~Diminuto azul~

No había otra cosa que pudiese hacer.
Tenía que ir mirando al suelo o sería víctima de un resbalón que me precipitaría en una caída torpe y vergonzosa.
Y desde luego, fue una pena tener que ir con los ojos en la punta de los zapatos negros que se iban manchando con la arena del camino.
En momentos que le robaba a la subida, me paraba y levantaba la cabeza para ver el cielo.
El cielo, el perfil de la montaña, las paredes de piedras escarpadas o los millones de árboles con troncos oscuros y ramas bajas.
Y entonces, inspiraba aire.
Intentaba coger la mayor cantidad de oxígeno posible, para luego, seguir andando con la cabeza gacha.
Sin embargo había pequeños detalles que podían haber cambiado el curso de la historia, y de no ir mirando al suelo, me habrían pasado desapercibidos.
Las margaritas se aventuraban a nacer en las lindes del camino y se movían con el aire que producían nuestros pasos al andar. Las acompañaban otras flores moradas de las que desconozco el nombre, pero que eran igual de bellas y delicadas que cualquier alma en pena.

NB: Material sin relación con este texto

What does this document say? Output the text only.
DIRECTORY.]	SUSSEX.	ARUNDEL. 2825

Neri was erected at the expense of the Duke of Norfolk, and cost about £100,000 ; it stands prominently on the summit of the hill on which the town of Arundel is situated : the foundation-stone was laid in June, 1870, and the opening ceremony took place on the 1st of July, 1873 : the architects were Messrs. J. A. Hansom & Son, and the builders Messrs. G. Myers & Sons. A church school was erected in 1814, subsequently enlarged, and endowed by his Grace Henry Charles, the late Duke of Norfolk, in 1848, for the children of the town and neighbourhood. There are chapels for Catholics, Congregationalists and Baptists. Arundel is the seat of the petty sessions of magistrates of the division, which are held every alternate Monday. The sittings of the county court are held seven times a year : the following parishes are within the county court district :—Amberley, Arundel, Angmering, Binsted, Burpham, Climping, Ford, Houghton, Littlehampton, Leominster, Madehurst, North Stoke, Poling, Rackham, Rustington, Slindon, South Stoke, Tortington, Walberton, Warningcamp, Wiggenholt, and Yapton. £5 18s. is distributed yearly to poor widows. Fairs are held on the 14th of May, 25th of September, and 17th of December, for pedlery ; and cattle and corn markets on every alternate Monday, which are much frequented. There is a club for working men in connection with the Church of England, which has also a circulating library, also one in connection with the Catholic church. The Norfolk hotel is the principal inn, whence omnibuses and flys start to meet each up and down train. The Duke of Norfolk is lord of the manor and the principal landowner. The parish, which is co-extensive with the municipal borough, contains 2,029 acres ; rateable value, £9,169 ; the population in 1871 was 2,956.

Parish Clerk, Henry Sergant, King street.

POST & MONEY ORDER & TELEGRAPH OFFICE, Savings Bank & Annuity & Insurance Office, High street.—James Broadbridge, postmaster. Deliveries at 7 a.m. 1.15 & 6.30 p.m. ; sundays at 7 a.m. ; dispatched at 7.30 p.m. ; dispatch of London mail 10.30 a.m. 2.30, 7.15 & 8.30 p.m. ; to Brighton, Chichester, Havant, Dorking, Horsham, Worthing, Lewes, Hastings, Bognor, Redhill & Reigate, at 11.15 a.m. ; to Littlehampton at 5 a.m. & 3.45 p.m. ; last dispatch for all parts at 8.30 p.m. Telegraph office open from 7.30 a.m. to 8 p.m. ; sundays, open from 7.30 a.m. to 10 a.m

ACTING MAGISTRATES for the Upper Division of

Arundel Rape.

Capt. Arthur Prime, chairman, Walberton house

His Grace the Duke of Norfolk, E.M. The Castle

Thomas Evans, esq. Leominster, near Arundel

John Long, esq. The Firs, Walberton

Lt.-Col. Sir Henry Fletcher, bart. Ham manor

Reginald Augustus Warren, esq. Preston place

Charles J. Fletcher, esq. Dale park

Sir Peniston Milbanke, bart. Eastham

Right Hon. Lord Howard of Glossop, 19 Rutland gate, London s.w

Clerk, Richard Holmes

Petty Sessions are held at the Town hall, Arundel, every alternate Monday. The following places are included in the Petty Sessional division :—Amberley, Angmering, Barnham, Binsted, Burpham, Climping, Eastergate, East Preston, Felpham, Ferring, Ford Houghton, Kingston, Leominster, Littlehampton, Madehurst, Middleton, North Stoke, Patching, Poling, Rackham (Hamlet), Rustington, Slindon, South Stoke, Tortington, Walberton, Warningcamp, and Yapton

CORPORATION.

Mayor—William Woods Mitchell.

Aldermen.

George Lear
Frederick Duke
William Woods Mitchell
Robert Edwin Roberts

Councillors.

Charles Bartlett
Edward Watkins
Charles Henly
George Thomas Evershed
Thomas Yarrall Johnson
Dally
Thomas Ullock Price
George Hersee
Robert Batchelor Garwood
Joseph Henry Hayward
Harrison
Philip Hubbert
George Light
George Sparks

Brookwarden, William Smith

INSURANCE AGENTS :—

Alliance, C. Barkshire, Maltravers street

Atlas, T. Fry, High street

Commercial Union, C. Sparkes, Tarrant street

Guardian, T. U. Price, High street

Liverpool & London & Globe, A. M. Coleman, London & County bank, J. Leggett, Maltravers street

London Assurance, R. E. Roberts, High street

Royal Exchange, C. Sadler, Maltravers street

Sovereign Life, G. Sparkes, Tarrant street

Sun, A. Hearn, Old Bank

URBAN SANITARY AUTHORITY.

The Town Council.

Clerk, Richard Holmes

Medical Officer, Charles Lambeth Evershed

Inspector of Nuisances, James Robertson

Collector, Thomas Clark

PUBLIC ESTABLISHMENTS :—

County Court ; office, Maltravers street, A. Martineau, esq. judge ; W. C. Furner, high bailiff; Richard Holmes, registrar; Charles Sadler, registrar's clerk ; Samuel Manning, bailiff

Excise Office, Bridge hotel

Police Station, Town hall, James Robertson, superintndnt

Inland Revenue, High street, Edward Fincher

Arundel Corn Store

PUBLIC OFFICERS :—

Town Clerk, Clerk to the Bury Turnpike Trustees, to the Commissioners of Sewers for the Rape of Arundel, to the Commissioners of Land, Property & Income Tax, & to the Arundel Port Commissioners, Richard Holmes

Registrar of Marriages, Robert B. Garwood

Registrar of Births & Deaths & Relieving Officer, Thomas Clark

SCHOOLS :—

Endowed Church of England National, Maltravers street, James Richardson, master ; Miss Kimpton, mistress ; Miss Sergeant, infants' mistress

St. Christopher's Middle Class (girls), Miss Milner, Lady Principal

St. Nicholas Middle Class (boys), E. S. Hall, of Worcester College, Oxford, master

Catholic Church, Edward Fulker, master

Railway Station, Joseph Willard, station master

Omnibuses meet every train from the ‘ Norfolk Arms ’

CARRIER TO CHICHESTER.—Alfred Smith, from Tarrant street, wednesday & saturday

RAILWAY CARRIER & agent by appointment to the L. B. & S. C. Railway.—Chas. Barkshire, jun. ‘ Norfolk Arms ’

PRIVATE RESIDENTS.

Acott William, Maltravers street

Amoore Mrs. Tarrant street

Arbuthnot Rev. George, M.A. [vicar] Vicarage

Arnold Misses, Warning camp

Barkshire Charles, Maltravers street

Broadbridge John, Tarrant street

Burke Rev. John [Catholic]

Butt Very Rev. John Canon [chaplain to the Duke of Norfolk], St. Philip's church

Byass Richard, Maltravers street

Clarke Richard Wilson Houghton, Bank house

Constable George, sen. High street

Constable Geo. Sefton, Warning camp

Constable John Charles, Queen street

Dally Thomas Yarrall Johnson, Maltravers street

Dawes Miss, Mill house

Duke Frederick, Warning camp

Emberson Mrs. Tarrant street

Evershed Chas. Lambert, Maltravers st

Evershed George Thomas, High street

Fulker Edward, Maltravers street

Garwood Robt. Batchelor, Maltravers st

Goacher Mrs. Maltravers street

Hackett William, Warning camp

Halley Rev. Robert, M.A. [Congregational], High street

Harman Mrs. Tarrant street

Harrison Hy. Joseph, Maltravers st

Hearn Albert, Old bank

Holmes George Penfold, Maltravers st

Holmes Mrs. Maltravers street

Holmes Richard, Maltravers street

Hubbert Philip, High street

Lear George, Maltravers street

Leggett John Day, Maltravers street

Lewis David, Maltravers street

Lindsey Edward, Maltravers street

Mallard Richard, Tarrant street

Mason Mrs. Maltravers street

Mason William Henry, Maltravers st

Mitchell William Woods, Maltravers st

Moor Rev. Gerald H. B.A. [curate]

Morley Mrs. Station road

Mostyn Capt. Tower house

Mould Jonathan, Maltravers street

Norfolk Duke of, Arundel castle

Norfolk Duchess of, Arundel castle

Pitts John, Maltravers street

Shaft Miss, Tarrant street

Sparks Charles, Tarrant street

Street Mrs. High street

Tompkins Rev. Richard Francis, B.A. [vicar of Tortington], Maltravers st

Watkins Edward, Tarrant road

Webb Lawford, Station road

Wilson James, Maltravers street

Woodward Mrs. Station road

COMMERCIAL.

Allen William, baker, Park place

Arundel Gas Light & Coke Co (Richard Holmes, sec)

También, de vez en cuando, mi mirada gacha se cruzaba con capullos abiertos de pétalos blancos y pequeños, que crecían en ramitos separados. Los dientes de león de un color amarillo especial, se quedaban cerca de flores que con un soplo de aire se quedaban desnudas y sin su vestido blanco.
Me gustaba pensar, que cada trocito de flor que había volado con el soplo producido por los labios de algún soñador, llamaría la atención del destino y cambiaría su cuerpo por un deseo.
Pero aún así, después de ver las flores a los lados del camino, después de meter los pies en arena y deslizarme por las zonas rocosas, me quedo con la flor más bonita que nunca había visto.
Una pequeña mancha de color azul marino que luchaba contra pies y pasos en un intento desesperado de seguir viviendo.
Una florecilla diminuta, con un tallo minúsculo y unos pétalos indefinidos.
Allí estaba, en mitad del camino, luchando contra los granos de arena que intentaban comerse su territorio.